A partnership between one of South Africa's largest banks, First National Bank (FNB South Africa), and a South African FinTech startup, Selpal, hopes to unlock the country's township economy. The partnership between Selpal and FNB South Africa wil seek to provide cost effective financial solutions to South Africa's spaza shops - small retail outlets based in townships that employ 1 to 3 people.
Selpal has developed a system that connects spaza shops with FMCG (fast moving consumer goods) suppliers, wholesalers and brands.
“With 50% of South Africa’s urban population living in townships, the ecosystem supporting these communities warrants significantly greater focus from the banking sector. We refer to this opportunity as the 'Unseen Economy' – the opportunity space that most call the informal sector or the township economy. These businesses range from survivalist businesses to often highly organised and sizeable SME operations. At FNB Business we are of the view that this business segment of the South African economy has been ignored for far too long," said Michael Vacy-Lyle, CEO of FNB Business.
Financial inclusion for South Africa's unseen economy
In announcing their partnership, both FNB South Africa and Selpal have said that one of the key aims of rolling out the FinTech distribution platform in townships is to help solve financial inclusion. Given that spaza shops operate mainly on a cash basis, this could well be the case that, depending on adoption, Selpal and FNB South Africa will improve financial inclusion in this sector of South Africa's economy.
Statistics show that there are around 30-40 businesses per 1,000 people in townships. FNB South Africa says it estimates that this translates into around 800,000 to 1 million businesses. The majority of these are survivalist businesses, with around 300,000 representing entities employing three or more people. FNB believes that these businesses are under serviced from a banking perspective mainly due to cash being the predominate form of payment for them.
"Selpal is an agnostic virtual distribution platform which electronically enables the way in which products are ordered, paid for and sold in the unseen economy. Using proprietary hardware and software that we have developed, we are creating a network of partner store traders which we equip with a Selpal POS (point-of-sale) device that lets them view, order, pay for and sell stock and value added services without the store-owners ever needing to leave their shop, and unlocks extra revenue for them. It also changes the way that their customers buy from them, extending the benefits and extra value to the end consumer. Our partnership with FNB Business will help expand our network and supercharge our growth. Every Selpal store will provide a potential service point for financial access and inclusion. The FNB partnership brings both credibility and access to FNB's significant expertise around financial regulation and payments infrastructure, which will bring value to all participants in our ecosystem," said Stephen Goldberg, CEO and co-founder of Selpal.
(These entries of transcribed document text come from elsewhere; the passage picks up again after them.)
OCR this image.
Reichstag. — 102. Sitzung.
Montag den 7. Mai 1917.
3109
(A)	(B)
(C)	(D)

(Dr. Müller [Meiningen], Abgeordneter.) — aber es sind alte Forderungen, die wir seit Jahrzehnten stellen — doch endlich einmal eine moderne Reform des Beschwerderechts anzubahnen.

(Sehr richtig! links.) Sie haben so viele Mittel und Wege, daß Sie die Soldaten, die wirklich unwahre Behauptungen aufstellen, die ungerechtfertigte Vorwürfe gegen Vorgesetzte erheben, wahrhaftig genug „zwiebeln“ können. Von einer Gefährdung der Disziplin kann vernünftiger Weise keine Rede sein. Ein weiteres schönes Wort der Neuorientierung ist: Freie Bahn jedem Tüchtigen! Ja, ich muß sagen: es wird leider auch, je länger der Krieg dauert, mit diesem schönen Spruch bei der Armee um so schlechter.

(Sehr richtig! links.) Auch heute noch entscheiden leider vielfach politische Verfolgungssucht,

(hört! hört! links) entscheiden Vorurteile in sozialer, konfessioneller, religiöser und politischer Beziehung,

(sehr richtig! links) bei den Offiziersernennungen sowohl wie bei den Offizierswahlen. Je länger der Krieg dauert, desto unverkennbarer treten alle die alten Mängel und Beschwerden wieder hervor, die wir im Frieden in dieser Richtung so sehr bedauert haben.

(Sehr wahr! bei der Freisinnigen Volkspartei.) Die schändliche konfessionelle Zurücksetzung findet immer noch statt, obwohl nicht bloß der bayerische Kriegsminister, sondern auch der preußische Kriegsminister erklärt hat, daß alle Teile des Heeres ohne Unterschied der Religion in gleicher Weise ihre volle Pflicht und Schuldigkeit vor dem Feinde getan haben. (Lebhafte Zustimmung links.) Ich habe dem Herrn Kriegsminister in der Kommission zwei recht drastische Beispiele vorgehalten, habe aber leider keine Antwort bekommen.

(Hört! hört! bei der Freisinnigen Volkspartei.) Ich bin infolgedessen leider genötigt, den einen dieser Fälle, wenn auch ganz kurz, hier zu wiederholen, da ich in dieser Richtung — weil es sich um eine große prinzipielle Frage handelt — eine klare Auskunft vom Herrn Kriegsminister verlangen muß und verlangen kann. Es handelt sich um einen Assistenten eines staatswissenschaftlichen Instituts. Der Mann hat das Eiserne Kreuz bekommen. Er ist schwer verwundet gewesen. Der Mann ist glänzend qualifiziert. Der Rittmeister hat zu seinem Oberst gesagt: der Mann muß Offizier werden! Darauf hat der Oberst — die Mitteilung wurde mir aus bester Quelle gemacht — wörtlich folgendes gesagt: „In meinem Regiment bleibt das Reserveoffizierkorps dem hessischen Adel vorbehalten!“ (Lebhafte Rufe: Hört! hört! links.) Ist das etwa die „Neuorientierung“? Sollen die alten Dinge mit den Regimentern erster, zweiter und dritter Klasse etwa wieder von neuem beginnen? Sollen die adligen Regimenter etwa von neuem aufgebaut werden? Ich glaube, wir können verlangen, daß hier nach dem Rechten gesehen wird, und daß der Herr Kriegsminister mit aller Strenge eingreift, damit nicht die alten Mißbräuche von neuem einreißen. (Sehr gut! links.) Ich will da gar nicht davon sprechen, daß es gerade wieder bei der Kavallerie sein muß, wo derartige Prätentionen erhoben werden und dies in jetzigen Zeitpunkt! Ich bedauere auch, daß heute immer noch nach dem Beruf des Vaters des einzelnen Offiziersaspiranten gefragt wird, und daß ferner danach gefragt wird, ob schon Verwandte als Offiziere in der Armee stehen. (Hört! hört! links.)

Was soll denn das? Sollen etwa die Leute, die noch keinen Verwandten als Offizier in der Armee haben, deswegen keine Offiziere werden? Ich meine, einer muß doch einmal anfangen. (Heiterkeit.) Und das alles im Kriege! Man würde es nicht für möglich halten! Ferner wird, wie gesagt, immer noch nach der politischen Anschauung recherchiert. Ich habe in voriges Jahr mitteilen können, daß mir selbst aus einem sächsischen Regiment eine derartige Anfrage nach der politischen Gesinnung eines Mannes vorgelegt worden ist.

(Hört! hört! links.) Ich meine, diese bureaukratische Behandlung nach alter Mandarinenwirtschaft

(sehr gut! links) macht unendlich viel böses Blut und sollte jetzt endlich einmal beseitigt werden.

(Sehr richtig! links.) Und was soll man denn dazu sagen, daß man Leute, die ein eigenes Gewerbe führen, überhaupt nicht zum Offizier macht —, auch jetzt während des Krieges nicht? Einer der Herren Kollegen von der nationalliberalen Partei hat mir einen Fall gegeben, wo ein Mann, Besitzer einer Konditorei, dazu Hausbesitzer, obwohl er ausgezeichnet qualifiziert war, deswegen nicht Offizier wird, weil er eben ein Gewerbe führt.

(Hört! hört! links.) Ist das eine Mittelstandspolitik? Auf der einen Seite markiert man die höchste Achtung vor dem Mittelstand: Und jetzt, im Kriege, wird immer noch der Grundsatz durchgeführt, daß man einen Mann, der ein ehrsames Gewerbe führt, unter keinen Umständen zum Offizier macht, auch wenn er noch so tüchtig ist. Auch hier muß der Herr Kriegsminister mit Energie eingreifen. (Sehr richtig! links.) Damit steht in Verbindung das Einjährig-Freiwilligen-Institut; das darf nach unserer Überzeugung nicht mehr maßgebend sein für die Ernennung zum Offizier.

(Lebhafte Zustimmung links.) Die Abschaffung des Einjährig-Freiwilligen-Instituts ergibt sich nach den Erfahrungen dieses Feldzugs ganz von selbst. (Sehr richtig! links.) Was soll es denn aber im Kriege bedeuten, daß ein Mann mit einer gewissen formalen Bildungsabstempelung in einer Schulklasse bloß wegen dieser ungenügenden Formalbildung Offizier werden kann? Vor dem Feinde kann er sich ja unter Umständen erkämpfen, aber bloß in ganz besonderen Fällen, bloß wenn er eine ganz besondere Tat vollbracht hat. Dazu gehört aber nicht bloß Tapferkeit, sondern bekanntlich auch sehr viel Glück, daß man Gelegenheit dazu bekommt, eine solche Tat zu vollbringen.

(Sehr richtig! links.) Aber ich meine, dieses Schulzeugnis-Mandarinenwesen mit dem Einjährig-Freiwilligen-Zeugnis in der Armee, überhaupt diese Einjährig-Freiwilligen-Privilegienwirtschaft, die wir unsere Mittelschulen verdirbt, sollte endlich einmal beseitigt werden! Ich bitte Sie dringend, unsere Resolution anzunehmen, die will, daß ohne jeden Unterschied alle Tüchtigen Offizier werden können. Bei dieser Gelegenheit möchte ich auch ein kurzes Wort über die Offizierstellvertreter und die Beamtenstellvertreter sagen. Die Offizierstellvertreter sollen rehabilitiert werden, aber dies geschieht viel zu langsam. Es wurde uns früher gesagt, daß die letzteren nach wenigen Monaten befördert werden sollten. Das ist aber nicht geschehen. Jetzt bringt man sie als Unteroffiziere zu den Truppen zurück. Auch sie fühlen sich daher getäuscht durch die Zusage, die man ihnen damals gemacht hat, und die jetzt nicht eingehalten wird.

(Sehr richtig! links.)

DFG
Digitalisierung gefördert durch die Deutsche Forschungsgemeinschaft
Digitizing South Africa's informal economy
Selpal 's platform, according to the FinTech startup, was designed and built using direct observations, engagements and understanding of the pain-points that various users experience along the entire FMCG value chain in the informal sector, from manufacturer to consumer. The other aim, is to digitize the informal economy and also remove cash from the way spaza shops operate.
“Our plan is to help grow and then leverage Selpal’s footprint in townships nationwide to further deliver financial services to this 'Unseen Economy', in the form of transactional capabilities as well as financial services products. The partnership is aimed at disrupting years of historic systems that have kept businesses in the informal and township markets financially excluded, and this means a fresh and unique approach at connecting all parts of the ecosystem” concluded Jesse Weinberg, Head of the SME Segment at FNB Business.